The project was part of the Global Space Balloon Challenge, and engineering students, led by professor Giorgos Mountrakis, fashioned the high-altitude balloon so it could carry information-gathering electronics thousands of miles high.
After a late April launch, students lost track of balloon and it’s payload after it reached a height of over 110,000 feet in the atmosphere. They believed the payload, which included a cell phone, a tiny computer and cameras, came down in a wooded area in Cuyler, in a cell signal dead zone. But they were optimistic the payload could be found.
"We knew it landed in the woods. That’s why we didn’t get the signal. So we had to find someone who would be at the right place at the right time," Mountrakis said.

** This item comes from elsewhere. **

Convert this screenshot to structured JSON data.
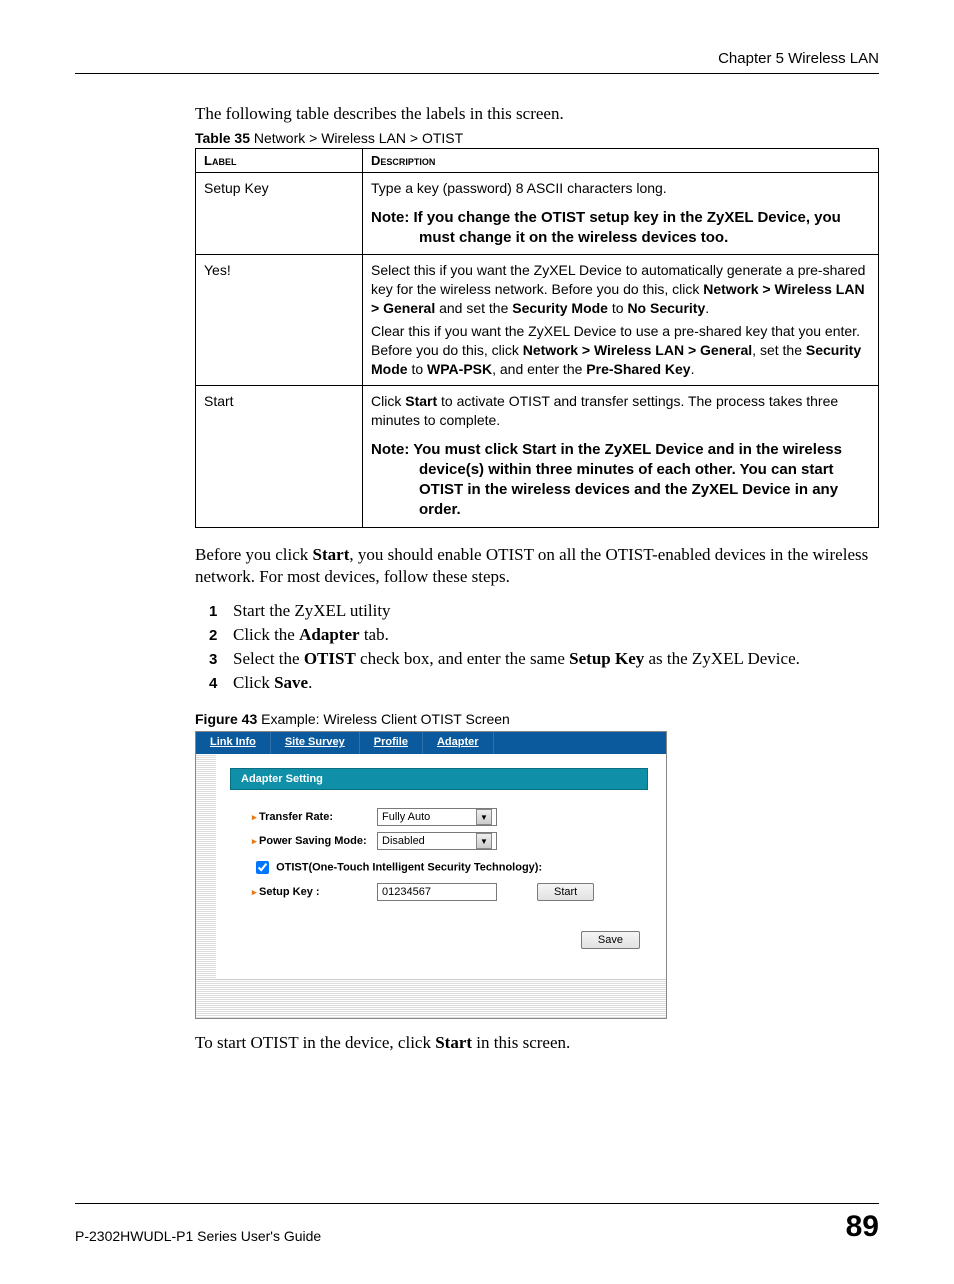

And that turned out to be a hiker walking near the Cuyler-Linklean Road, 30 miles southeast of Syracuse,
"He says he saw something unusual in the woods there. His description was that it was about four to six feet from the ground, hanging from a branch."
Mountrakis and his students were relieved.
"My reaction was seeing an old friend that I hadn’t seen for a while," said the professor.
All the electronics inside are in good working order, and students got the pictures they wanted, and will be able to present their project in the global competition.
Going forward, Mountrakis expects this won’t be the last space balloon launched from campus.
"It’s really cool to have it back, and in such good shape. It really helps creates in a way, a legacy of balloons within ESF.”